À la sortie, Nicolas la rattrapa.

— Camille… je…

Elle se retourna et le contempla longuement. Cet homme pour lequel elle avait nourri tant d’espoirs.

— Tu sais ce qui me blesse le plus ? dit-elle calmement. J’aurais même accepté de suivre les recettes de ta mère à la lettre… si, une seule fois, tu m’avais défendue.

Il baissa la tête.

— C’est ma mère…

— Justement. Désormais, ce sera ton problème, plus le mien.

Elle s’éloigna vers la sortie où son amie l’attendait avec une bouteille.

— Alors, Madame la femme libre ?

Camille éclata de rire, puis sentit des larmes chaudes rouler sur ses joues.

— Tu sais ce que je veux faire en premier ?

— Dis-moi.

— Commander une pizza à l’ananas. Celle qu’il détestait.

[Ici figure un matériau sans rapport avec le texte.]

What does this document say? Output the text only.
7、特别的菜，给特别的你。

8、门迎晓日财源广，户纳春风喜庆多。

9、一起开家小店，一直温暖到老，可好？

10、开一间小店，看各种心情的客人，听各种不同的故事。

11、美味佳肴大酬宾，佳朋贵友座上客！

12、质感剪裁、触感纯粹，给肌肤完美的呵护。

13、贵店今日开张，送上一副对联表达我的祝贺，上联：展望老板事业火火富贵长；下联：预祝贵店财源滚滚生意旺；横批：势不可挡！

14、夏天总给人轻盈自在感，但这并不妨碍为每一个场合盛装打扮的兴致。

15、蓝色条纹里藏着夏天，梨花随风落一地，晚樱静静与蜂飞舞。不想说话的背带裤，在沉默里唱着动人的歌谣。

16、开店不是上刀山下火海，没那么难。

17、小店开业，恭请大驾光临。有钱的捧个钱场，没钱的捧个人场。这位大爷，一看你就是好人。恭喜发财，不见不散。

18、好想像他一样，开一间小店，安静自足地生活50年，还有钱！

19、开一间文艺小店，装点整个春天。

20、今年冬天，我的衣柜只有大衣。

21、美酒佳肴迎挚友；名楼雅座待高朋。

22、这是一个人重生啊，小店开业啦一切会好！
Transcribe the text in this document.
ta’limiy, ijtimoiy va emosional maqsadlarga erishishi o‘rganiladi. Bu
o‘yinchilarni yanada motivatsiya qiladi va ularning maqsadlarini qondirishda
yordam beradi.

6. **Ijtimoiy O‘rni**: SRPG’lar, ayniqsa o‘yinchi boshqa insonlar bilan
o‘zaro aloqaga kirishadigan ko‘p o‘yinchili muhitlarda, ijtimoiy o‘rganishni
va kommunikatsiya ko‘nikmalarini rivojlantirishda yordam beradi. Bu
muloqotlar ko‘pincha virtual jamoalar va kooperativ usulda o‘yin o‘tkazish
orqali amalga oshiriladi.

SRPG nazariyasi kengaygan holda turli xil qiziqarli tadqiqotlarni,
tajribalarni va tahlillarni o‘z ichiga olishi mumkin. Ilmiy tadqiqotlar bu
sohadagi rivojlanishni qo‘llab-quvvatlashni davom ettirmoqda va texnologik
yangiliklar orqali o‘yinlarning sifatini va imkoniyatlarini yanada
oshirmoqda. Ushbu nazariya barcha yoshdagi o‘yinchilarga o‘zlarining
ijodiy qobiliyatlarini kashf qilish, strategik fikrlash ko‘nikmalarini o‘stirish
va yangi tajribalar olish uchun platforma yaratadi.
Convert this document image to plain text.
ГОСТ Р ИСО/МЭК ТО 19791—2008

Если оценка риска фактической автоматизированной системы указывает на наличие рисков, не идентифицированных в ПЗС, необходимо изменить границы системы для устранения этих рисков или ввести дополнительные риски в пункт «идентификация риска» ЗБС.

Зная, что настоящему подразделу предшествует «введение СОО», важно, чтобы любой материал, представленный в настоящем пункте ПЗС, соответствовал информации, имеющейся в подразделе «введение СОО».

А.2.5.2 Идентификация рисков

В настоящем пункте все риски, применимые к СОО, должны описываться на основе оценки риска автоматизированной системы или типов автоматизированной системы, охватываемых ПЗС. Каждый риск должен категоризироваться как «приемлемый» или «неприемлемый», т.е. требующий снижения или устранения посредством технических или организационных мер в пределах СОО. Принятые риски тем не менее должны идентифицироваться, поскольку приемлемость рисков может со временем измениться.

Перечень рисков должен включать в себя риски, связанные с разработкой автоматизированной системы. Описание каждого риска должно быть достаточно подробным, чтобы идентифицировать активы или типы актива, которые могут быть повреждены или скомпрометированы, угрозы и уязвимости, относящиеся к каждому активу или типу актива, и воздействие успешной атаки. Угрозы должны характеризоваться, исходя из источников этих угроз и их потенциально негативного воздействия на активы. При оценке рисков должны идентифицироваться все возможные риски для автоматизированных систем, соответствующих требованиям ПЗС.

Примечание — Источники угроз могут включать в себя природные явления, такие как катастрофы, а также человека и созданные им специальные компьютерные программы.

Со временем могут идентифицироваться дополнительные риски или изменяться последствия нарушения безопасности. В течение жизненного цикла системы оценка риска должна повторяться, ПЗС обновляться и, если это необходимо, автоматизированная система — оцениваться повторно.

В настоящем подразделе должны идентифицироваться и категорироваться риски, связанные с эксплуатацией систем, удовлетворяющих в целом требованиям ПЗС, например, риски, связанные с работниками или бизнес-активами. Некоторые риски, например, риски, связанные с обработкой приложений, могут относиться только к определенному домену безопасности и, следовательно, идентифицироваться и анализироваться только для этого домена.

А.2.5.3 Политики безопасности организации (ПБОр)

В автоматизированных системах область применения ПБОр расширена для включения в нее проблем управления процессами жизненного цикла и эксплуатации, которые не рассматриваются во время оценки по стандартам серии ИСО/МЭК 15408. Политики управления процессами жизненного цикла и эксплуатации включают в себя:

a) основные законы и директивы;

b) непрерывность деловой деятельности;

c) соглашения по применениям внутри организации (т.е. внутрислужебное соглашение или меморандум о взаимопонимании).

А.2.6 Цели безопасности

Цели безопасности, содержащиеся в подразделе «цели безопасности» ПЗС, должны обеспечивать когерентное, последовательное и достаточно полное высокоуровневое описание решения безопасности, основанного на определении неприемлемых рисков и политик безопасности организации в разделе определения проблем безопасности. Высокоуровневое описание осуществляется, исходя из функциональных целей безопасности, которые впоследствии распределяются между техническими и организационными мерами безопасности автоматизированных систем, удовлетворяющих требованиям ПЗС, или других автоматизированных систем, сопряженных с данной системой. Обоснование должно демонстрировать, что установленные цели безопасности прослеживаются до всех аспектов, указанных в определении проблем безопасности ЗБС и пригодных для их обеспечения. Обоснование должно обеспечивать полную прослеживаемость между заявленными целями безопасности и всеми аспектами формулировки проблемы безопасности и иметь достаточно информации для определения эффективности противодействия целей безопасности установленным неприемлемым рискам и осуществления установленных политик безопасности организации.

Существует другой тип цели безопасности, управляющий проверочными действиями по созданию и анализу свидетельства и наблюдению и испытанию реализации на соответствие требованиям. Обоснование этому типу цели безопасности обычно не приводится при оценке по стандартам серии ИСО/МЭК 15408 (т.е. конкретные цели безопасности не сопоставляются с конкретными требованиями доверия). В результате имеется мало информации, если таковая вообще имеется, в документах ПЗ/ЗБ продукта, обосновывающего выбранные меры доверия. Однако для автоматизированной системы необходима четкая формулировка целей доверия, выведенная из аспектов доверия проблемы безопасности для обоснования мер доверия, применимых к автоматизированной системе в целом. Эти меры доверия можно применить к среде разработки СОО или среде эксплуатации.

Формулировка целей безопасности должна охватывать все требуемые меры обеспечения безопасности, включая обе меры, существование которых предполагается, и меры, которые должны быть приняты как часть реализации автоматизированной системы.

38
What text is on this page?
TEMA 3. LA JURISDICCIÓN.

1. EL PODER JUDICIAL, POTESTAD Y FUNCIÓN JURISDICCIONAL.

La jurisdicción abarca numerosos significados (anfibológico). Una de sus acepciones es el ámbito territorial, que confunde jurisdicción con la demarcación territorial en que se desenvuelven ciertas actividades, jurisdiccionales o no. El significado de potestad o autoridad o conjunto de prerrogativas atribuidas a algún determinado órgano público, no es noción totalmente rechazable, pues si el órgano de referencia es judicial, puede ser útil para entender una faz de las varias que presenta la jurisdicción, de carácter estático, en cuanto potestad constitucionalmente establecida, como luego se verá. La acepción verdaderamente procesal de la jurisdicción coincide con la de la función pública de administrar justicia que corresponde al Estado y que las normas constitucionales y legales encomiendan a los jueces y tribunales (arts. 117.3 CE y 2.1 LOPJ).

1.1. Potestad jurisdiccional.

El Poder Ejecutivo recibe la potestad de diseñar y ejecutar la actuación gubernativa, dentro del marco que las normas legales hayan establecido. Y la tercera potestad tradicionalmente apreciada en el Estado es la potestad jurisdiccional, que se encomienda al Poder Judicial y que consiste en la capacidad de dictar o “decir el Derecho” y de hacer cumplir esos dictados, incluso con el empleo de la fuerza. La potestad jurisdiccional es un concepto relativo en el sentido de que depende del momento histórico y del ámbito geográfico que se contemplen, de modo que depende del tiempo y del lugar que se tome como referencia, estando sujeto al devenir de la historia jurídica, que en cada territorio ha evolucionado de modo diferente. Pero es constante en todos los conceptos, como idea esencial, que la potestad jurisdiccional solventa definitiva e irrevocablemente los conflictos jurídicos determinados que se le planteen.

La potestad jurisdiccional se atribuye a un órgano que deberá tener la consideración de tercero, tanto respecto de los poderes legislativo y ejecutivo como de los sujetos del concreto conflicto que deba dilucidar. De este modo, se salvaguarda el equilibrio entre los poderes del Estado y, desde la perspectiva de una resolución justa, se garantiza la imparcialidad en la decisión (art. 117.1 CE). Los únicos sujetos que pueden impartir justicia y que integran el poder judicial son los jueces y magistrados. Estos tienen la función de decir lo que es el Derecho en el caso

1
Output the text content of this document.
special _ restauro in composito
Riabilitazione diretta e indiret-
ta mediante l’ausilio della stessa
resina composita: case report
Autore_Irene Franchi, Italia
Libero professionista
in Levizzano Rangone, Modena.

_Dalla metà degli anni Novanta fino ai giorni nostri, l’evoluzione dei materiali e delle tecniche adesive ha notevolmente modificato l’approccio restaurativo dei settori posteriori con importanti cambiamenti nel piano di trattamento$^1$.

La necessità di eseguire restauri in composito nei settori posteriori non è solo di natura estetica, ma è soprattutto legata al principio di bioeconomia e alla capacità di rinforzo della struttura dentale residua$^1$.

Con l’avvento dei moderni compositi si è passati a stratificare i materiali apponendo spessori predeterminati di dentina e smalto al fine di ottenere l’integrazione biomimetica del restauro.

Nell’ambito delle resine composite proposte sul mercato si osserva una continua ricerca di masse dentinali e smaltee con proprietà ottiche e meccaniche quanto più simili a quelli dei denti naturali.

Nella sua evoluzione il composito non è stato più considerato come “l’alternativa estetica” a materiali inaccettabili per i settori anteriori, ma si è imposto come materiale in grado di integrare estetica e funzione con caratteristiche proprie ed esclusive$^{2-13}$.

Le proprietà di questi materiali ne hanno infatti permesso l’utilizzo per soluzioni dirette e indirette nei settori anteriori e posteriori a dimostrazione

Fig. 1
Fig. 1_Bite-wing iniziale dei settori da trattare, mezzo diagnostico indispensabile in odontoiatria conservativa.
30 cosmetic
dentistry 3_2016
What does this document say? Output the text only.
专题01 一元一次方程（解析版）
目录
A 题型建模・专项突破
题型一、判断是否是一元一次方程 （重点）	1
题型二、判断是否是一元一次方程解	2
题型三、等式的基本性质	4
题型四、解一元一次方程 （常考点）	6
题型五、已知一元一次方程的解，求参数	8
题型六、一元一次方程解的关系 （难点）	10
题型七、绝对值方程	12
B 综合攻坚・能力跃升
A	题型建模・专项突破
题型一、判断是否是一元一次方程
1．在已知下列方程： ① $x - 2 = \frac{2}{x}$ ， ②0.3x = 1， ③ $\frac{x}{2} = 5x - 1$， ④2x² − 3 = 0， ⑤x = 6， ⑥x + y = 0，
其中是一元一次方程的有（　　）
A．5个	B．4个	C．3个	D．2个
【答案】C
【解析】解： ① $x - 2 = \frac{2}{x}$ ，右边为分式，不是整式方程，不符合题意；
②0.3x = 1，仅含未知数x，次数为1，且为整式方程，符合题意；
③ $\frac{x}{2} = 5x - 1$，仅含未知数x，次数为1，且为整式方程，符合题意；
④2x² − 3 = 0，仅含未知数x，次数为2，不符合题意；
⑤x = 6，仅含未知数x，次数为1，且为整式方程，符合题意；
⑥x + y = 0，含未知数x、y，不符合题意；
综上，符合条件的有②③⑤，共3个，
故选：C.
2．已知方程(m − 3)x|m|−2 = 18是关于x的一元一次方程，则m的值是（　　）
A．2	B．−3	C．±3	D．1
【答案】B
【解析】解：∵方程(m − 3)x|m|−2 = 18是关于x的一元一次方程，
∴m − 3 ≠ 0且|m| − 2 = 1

Son amie passa un bras autour de ses épaules.

— Marché conclu.

La voiture démarra. Camille consulta une dernière fois le groupe familial dont on ne l’avait même pas exclue. Un nouveau message de Françoise s’affichait :

« Mon fils, ne t’inquiète pas. Nous te trouverons une épouse convenable. Obéissante. »

Camille tapa calmement :

« Merci pour la liste. La mienne part chez mon avocate. »

Puis elle bloqua la conversation, ouvrit la fenêtre et laissa l’air frais lui emplir les poumons. Une nouvelle existence s’ouvrait devant elle.

Au même instant, le téléphone de Nicolas sonna dans son véhicule.

— Allô, maman ?

— Viens immédiatement ! cria Françoise. Ton père vient de demander le divorce ! Figure-toi qu’il a…

La suite, Camille ne l’entendrait jamais. Son chapitre avec cette famille était clos.

Quoique… quelque part, peut-être, une future belle-fille ignorait encore qu’une fameuse chemise bleue l’attendait déjà.